In 1848, Mann accepted John Quincy Adams' former position in the United States House of Representatives. During his congressional service, he continued to interest himself in educational matters and maintained a strong anti-slavery position. In collaboration with Edward Everett, he helped implement the Prussian educational system in Massachusetts in 1852.
From 1853 until his death, Horace Mann served as the first President of Antioch College in Yellow Springs, Ohio. Antioch, founded in 1852, had relatively high academic standards and offered equal instruction to members of both sexes.

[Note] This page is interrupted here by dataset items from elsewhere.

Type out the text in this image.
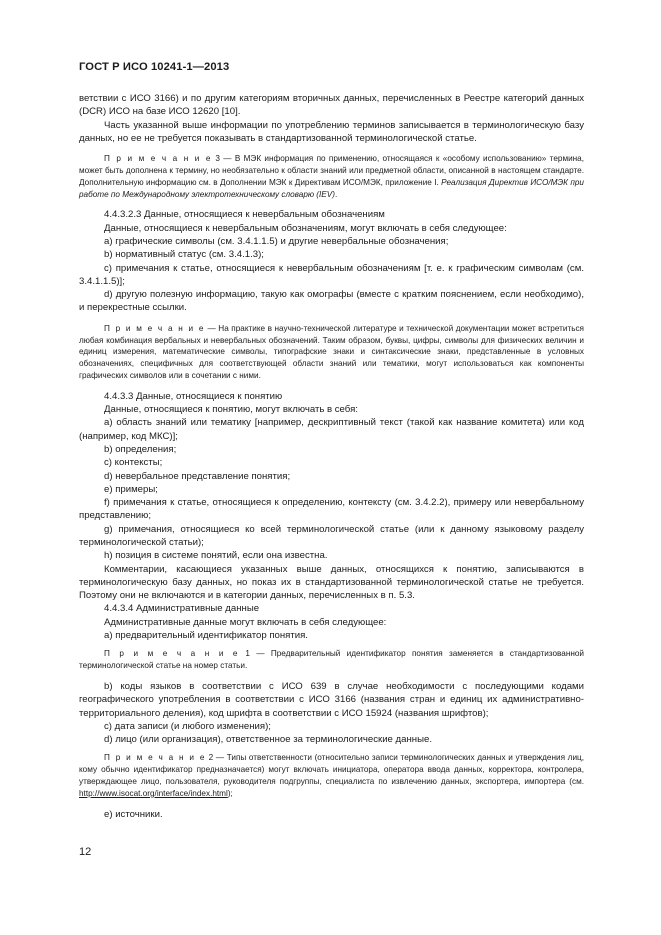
ГОСТ Р ИСО 10241-1—2013

ветствии с ИСО 3166) и по другим категориям вторичных данных, перечисленных в Реестре категорий данных (DCR) ИСО на базе ИСО 12620 [10].

Часть указанной выше информации по употреблению терминов записывается в терминологическую базу данных, но ее не требуется показывать в стандартизованной терминологической статье.

П р и м е ч а н и е 3 — В МЭК информация по применению, относящаяся к «особому использованию» термина, может быть дополнена к термину, но необязательно к области знаний или предметной области, описанной в настоящем стандарте. Дополнительную информацию см. в Дополнении МЭК к Директивам ИСО/МЭК, приложение I. Реализация Директив ИСО/МЭК при работе по Международному электротехническому словарю (IEV).

4.4.3.2.3 Данные, относящиеся к невербальным обозначениям

Данные, относящиеся к невербальным обозначениям, могут включать в себя следующее:

a) графические символы (см. 3.4.1.1.5) и другие невербальные обозначения;

b) нормативный статус (см. 3.4.1.3);

c) примечания к статье, относящиеся к невербальным обозначениям [т. е. к графическим символам (см. 3.4.1.1.5)];

d) другую полезную информацию, такую как омографы (вместе с кратким пояснением, если необходимо), и перекрестные ссылки.

П р и м е ч а н и е — На практике в научно-технической литературе и технической документации может встретиться любая комбинация вербальных и невербальных обозначений. Таким образом, буквы, цифры, символы для физических величин и единиц измерения, математические символы, типографские знаки и синтаксические знаки, представленные в условных обозначениях, специфичных для соответствующей области знаний или тематики, могут использоваться как компоненты графических символов или в сочетании с ними.

4.4.3.3 Данные, относящиеся к понятию

Данные, относящиеся к понятию, могут включать в себя:

a) область знаний или тематику [например, дескриптивный текст (такой как название комитета) или код (например, код МКС)];

b) определения;

c) контексты;

d) невербальное представление понятия;

e) примеры;

f) примечания к статье, относящиеся к определению, контексту (см. 3.4.2.2), примеру или невербальному представлению;

g) примечания, относящиеся ко всей терминологической статье (или к данному языковому разделу терминологической статьи);

h) позиция в системе понятий, если она известна.

Комментарии, касающиеся указанных выше данных, относящихся к понятию, записываются в терминологическую базу данных, но показ их в стандартизованной терминологической статье не требуется. Поэтому они не включаются и в категории данных, перечисленных в п. 5.3.

4.4.3.4 Административные данные

Административные данные могут включать в себя следующее:

a) предварительный идентификатор понятия.

П р и м е ч а н и е 1 — Предварительный идентификатор понятия заменяется в стандартизованной терминологической статье на номер статьи.

b) коды языков в соответствии с ИСО 639 в случае необходимости с последующими кодами географического употребления в соответствии с ИСО 3166 (названия стран и единиц их административно-территориального деления), код шрифта в соответствии с ИСО 15924 (названия шрифтов);

c) дата записи (и любого изменения);

d) лицо (или организация), ответственное за терминологические данные.

П р и м е ч а н и е 2 — Типы ответственности (относительно записи терминологических данных и утверждения лиц, кому обычно идентификатор предназначается) могут включать инициатора, оператора ввода данных, корректора, контролера, утверждающее лицо, пользователя, руководителя подгруппы, специалиста по извлечению данных, экспортера, импортера (см. http://www.isocat.org/interface/index.html);

e) источники.

12
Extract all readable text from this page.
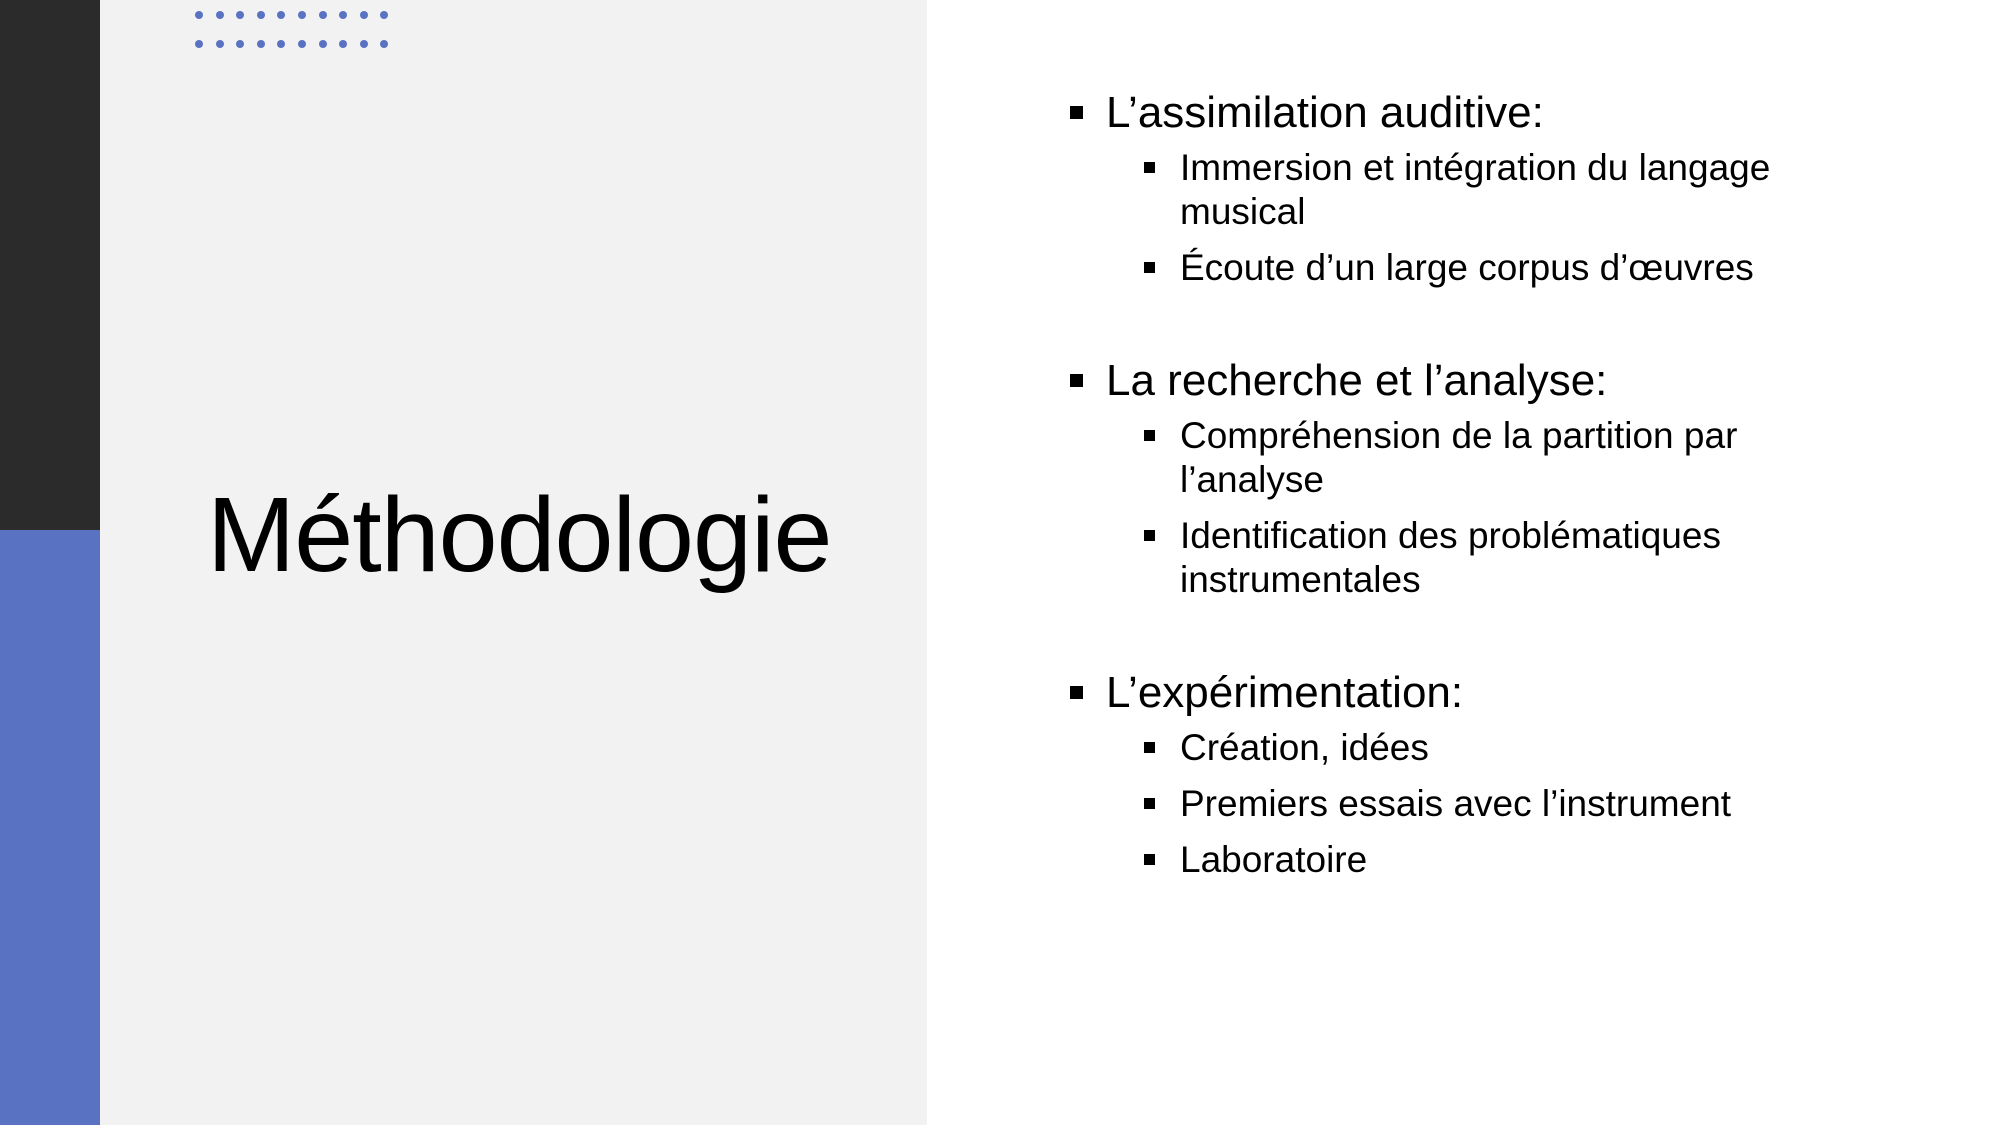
Méthodologie
L’assimilation auditive:
Immersion et intégration du langage musical
Écoute d’un large corpus d’œuvres
La recherche et l’analyse:
Compréhension de la partition par l’analyse
Identification des problématiques instrumentales
L’expérimentation:
Création, idées
Premiers essais avec l’instrument
Laboratoire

One of the teachers employed by Horace Mann, Rebecca Pennell (Mann's niece), is considered to have been the first female faculty member to receive equal pay with her male colleagues. In addition to his role as President, Mann also instructed courses in economics, theology, and philosophy. For the entire length of his service, the college suffered from various troubles, resulting in part from sectarian disagreements between administrative bodies. Sickness prompted Horace Mann to cease work at the college. He gave his last public speech to Antioch's graduating class of 1859, which included the often quoted line: "I beseech you to treasure up in your hearts these my parting words: Be ashamed to die until you have won some victory for humanity." He died two months later on August 2, 1859.